Mercado

O País e a oportunidade do álcool

A produção brasileira de álcool está recebendo novas funções. Após consolidar seu “papel” no mercado de combustíveis, o produto pode se transformar também em matéria-prima para a indústria química. Com o preço do barril de petróleo voltando a arranhar a faixa de US$ 70 (o motivo desta semana é a ameaça norte-americana ao programa nuclear iraniano) toda a cadeia produtiva do setor químico procura alternativas para substituição dos insumos derivados do óleo.

Os números dessa hipótese de troca de matriz energética são realmente preocupantes.
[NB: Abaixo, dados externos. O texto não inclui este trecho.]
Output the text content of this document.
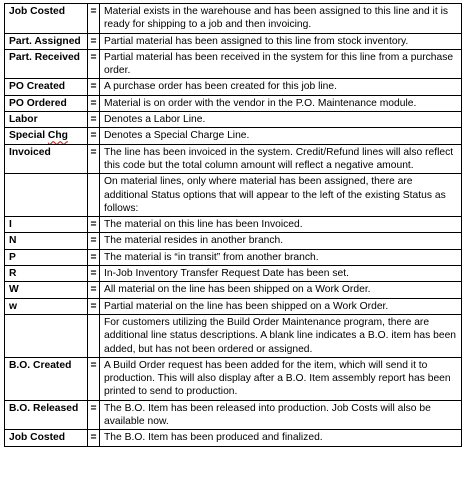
Job Costed	=	Material exists in the warehouse and has been assigned to this line and it is ready for shipping to a job and then invoicing.
Part. Assigned	=	Partial material has been assigned to this line from stock inventory.
Part. Received	=	Partial material has been received in the system for this line from a purchase order.
PO Created	=	A purchase order has been created for this job line.
PO Ordered	=	Material is on order with the vendor in the P.O. Maintenance module.
Labor	=	Denotes a Labor Line.
Special Chg	=	Denotes a Special Charge Line.
Invoiced	=	The line has been invoiced in the system. Credit/Refund lines will also reflect this code but the total column amount will reflect a negative amount.
		On material lines, only where material has been assigned, there are additional Status options that will appear to the left of the existing Status as follows:
I	=	The material on this line has been Invoiced.
N	=	The material resides in another branch.
P	=	The material is “in transit” from another branch.
R	=	In-Job Inventory Transfer Request Date has been set.
W	=	All material on the line has been shipped on a Work Order.
w	=	Partial material on the line has been shipped on a Work Order.
		For customers utilizing the Build Order Maintenance program, there are additional line status descriptions. A blank line indicates a B.O. item has been added, but has not been ordered or assigned.
B.O. Created	=	A Build Order request has been added for the item, which will send it to production. This will also display after a B.O. Item assembly report has been printed to send to production.
B.O. Released	=	The B.O. Item has been released into production. Job Costs will also be available now.
Job Costed	=	The B.O. Item has been produced and finalized.
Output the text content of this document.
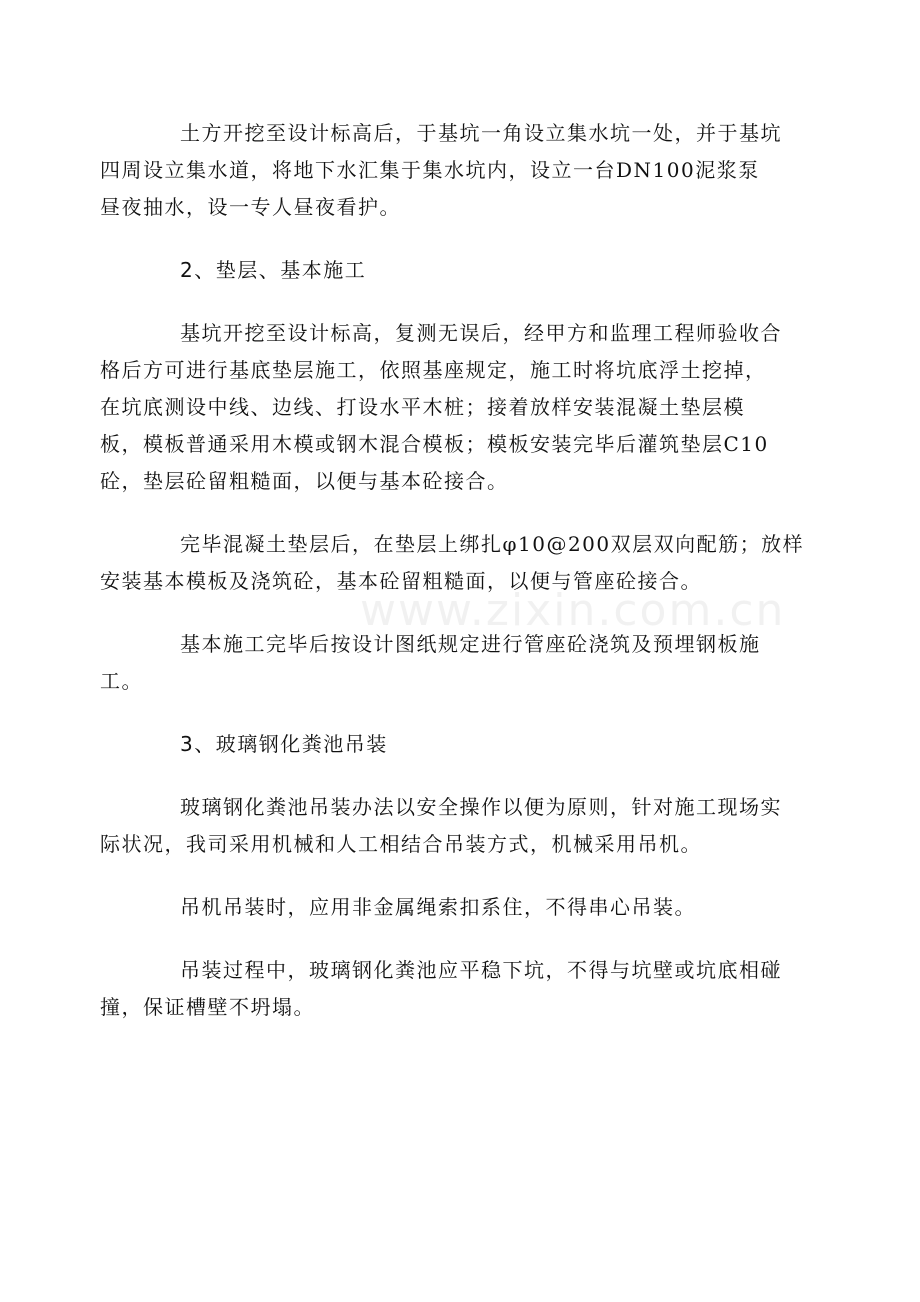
土方开挖至设计标高后，于基坑一角设立集水坑一处，并于基坑
四周设立集水道，将地下水汇集于集水坑内，设立一台DN100泥浆泵
昼夜抽水，设一专人昼夜看护。

2、垫层、基本施工

基坑开挖至设计标高，复测无误后，经甲方和监理工程师验收合
格后方可进行基底垫层施工，依照基座规定，施工时将坑底浮土挖掉，
在坑底测设中线、边线、打设水平木桩；接着放样安装混凝土垫层模
板，模板普通采用木模或钢木混合模板；模板安装完毕后灌筑垫层C10
砼，垫层砼留粗糙面，以便与基本砼接合。

完毕混凝土垫层后，在垫层上绑扎φ10@200双层双向配筋；放样
安装基本模板及浇筑砼，基本砼留粗糙面，以便与管座砼接合。

基本施工完毕后按设计图纸规定进行管座砼浇筑及预埋钢板施
工。

3、玻璃钢化粪池吊装

玻璃钢化粪池吊装办法以安全操作以便为原则，针对施工现场实
际状况，我司采用机械和人工相结合吊装方式，机械采用吊机。

吊机吊装时，应用非金属绳索扣系住，不得串心吊装。

吊装过程中，玻璃钢化粪池应平稳下坑，不得与坑壁或坑底相碰
撞，保证槽壁不坍塌。

www.zixin.com.cn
Na visão de Pedro Wongtschowski, diretor-superintendente da Oxiteno, colocar a álcoolquímica no lugar da petroquímica implica, primeiro, uma revisão do potencial do setor: “Só para o mercado interno a álcoolquímica pode demandar cerca de 7 bilhões de litros/ano”. É aposta de crescimento razoável, considerando que só o mercado doméstico de combustível movimenta anualmente 13 bilhões de litros. A parte destinada ao mercado externo ainda é apenas complementar, alcançando pouco mais de 2 bilhões de litros/ano.

O Brasil está, de fato, nos últimos anos, aproximando a oferta de álcool dessa hipótese de demanda. Nos próximos dois anos serão 19 novas usinas no Estado de São Paulo. A previsão da União da Agroindústria Canavieira (Unica) é de que em até sete anos o Brasil pode ampliar de 6 milhões para 9 milhões de hectares a área cultivada com cana. No entanto, como apontou o ministro da Agricultura, Roberto Rodrigues, esta expansão pode não estar destinada apenas à produção da nova matriz energética que despertou ambições até na indústria química.

Rodrigues reconheceu que a oportunidade para que o Brasil seja o grande fornecedor mundial de açúcar e álcool “não tem precedentes na história”. Mas o ministro também disse que o mercado internacional está perguntando: as usinas brasileiras vão produzir álcool para o consumo externo? Ou, como completou Rodrigues: “Será que não vão fazer açúcar, se o preço subir”?

O ministro Rodrigues conhece bem o mercado e os problemas de produção da cana. No começo de março, para evitar a queda do preço do açúcar, a União Européia (UE) anunciou um corte de 13,8% na produção a partir de julho. A UE é a segunda exportadora mundial de açúcar, atrás do Brasil, devido aos pesados subsídios que destina aos produtores. Porém, produção tão subsidiada acaba derrubando preços internacionais do produto e prejudicando a rentabilidade dos exportadores brasileiros. Portanto, a decisão européia de cortar produção beneficia nossos produtores.

O corte na produção européia atingirá 2,5 milhões de toneladas, do total de 17,4 milhões previstos para serem produzidos no bloco neste ano. Na prática, esse corte de produção européia implica maior alta no preço internacional do açúcar nos próximos meses. Ou seja, o alerta do ministro Rodrigues sobre a duração da decisão de produzir mais álcool do que açúcar tem todo sentido.

O Brasil já domina tecnologias necessárias para aproveitar melhor a cana com utilização plena do bagaço e da palha de cana, um avanço na técnica de produção capaz de dobrar a capacidade de geração do bioetanol, sem necessidade de ampliação da área plantada. Este fato pode funcionar como um “colchão” de proteção dos interesses do consumidor e do mercado doméstico de álcool. Porém, o cenário da produção sucroalcooleira tem tamanha volatilidade – seja pelo preço do concorrente petróleo, seja pelos saltos previstos no preço da commodity açúcar – que a proteção da matriz energética álcool precisa estar bem definida.

Brasília não tem emitido sinais convincentes de que pretende estabelecer limites tanto para a venda externa do produto como para a especulação com os preços internos. O acordo que não foi cumprido entre usineiros e governo, do começo deste ano, confirma a fragilidade da ação oficial neste setor. E a indústria química ainda não tinha ainda comunicado o interesse no álcool que agora manifestou.